1. A highly wear-resistant corrosion-resistant Ni-based coating, characterized in that the elemental composition of the Ni-based coating comprises: 49.5 at% Al, 0.05 at% Hf, and the balance Ni in atomic percent;

The phase composition of the Ni-based coating includes at least one of Al ₂O₃、β-NiAl,γ′-Ni₃Al,HfO₂.

2. The highly wear-resistant corrosion-resistant Ni-based coating according to claim 1, wherein the Ni-based coating has a thickness in the range of 15-25 μm.

3. The method for preparing the high wear-resistant corrosion-resistant Ni-based coating according to any one of claims 1-2, which is characterized by comprising the following steps:

S1, preparing a target: preparing NiAlHf target materials according to the atomic percentage content of Al, hf and Ni;

S2, selecting a base material: selecting a high-temperature alloy substrate, and preprocessing the surface of the high-temperature alloy substrate;

s3, depositing NiAlHf coating: and placing the high-temperature alloy substrate into a deposition furnace, depositing the NiAlHf coating on the surface of the high-temperature alloy substrate by adopting an arc ion plating method, and carrying out vacuum heat treatment on the NiAlHf coating to obtain the high-wear-resistance corrosion-resistance Ni-based coating.
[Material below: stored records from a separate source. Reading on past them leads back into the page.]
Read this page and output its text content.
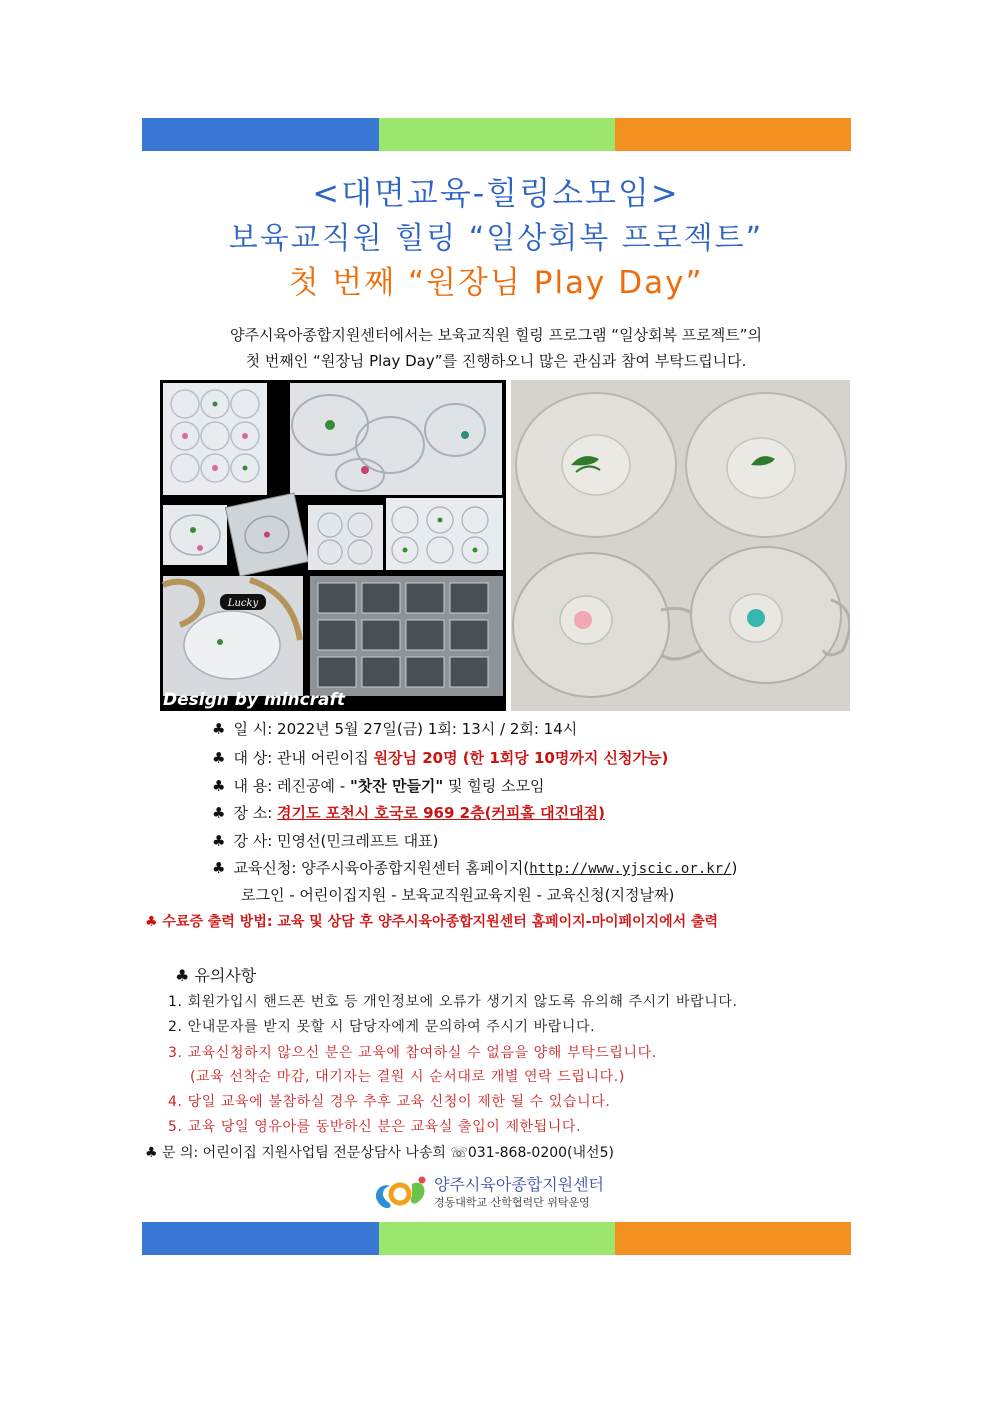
<대면교육-힐링소모임>
보육교직원 힐링 “일상회복 프로젝트”
첫 번째 “원장님 Play Day”
양주시육아종합지원센터에서는 보육교직원 힐링 프로그램 “일상회복 프로젝트”의
첫 번째인 “원장님 Play Day”를 진행하오니 많은 관심과 참여 부탁드립니다.
Lucky
Design by mincraft
♣ 일 시: 2022년 5월 27일(금) 1회: 13시 / 2회: 14시
♣ 대 상: 관내 어린이집 원장님 20명 (한 1회당 10명까지 신청가능)
♣ 내 용: 레진공예 - "찻잔 만들기" 및 힐링 소모임
♣ 장 소: 경기도 포천시 호국로 969 2층(커피홀 대진대점)
♣ 강 사: 민영선(민크레프트 대표)
♣ 교육신청: 양주시육아종합지원센터 홈페이지(http://www.yjscic.or.kr/)
로그인 - 어린이집지원 - 보육교직원교육지원 - 교육신청(지정날짜)
♣ 수료증 출력 방법: 교육 및 상담 후 양주시육아종합지원센터 홈페이지-마이페이지에서 출력
♣ 유의사항
1. 회원가입시 핸드폰 번호 등 개인정보에 오류가 생기지 않도록 유의해 주시기 바랍니다.
2. 안내문자를 받지 못할 시 담당자에게 문의하여 주시기 바랍니다.
3. 교육신청하지 않으신 분은 교육에 참여하실 수 없음을 양해 부탁드립니다.
(교육 선착순 마감, 대기자는 결원 시 순서대로 개별 연락 드립니다.)
4. 당일 교육에 불참하실 경우 추후 교육 신청이 제한 될 수 있습니다.
5. 교육 당일 영유아를 동반하신 분은 교육실 출입이 제한됩니다.
♣ 문 의: 어린이집 지원사업팀 전문상담사 나송희 ☏031-868-0200(내선5)
양주시육아종합지원센터
경동대학교 산학협력단 위탁운영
4. A method for producing a highly abrasion-resistant corrosion-resistant Ni-based coating according to claim 3, wherein in step S2, the surface of the superalloy substrate is pretreated by: firstly, grinding and polishing the surface of the superalloy substrate by adopting sand paper, and then sequentially adopting acetone and alcohol to ultrasonically clean and dry the superalloy substrate so as to remove oxide layers, impurities and adherents on the surface of the superalloy substrate.

5. The method for producing a highly abrasion-resistant corrosion-resistant Ni-based coating according to claim 3, further comprising, in step S3, a high-pressure ion cleaning of the interior of the deposition furnace before the superalloy substrate is placed in the deposition furnace, the conditions of the high-pressure ion cleaning being: the furnace is vacuumized to 5 multiplied by 10 ^-3 Pa, the pressure in the furnace is 1.1 Pa, the Ar gas flow is 300 sccm, and the negative bias voltage in the furnace is 500-900V.

6. The method for producing a highly abrasion-resistant corrosion-resistant Ni-based coating according to claim 5, wherein in step S3, the method conditions for arc ion plating comprise: the pressure in the deposition furnace is 1.0 Pa, the temperature of the superalloy substrate is 300 ℃, the arc target current is 100A, the negative bias voltage of the superalloy substrate is 50V, and the duty ratio is 70%.

7. The method for producing a highly wear-resistant corrosion-resistant Ni-based coating according to claim 6, wherein said superalloy substrate is a second generation nickel-based superalloy CMSX-4.

8. A method of producing a highly abrasion and corrosion resistant Ni-based coating according to claim 3, further comprising vacuum heat treating the highly abrasion and corrosion resistant Ni-based coating after deposition of NiAlHf layers at 950 ℃ in a temperature of 6 h.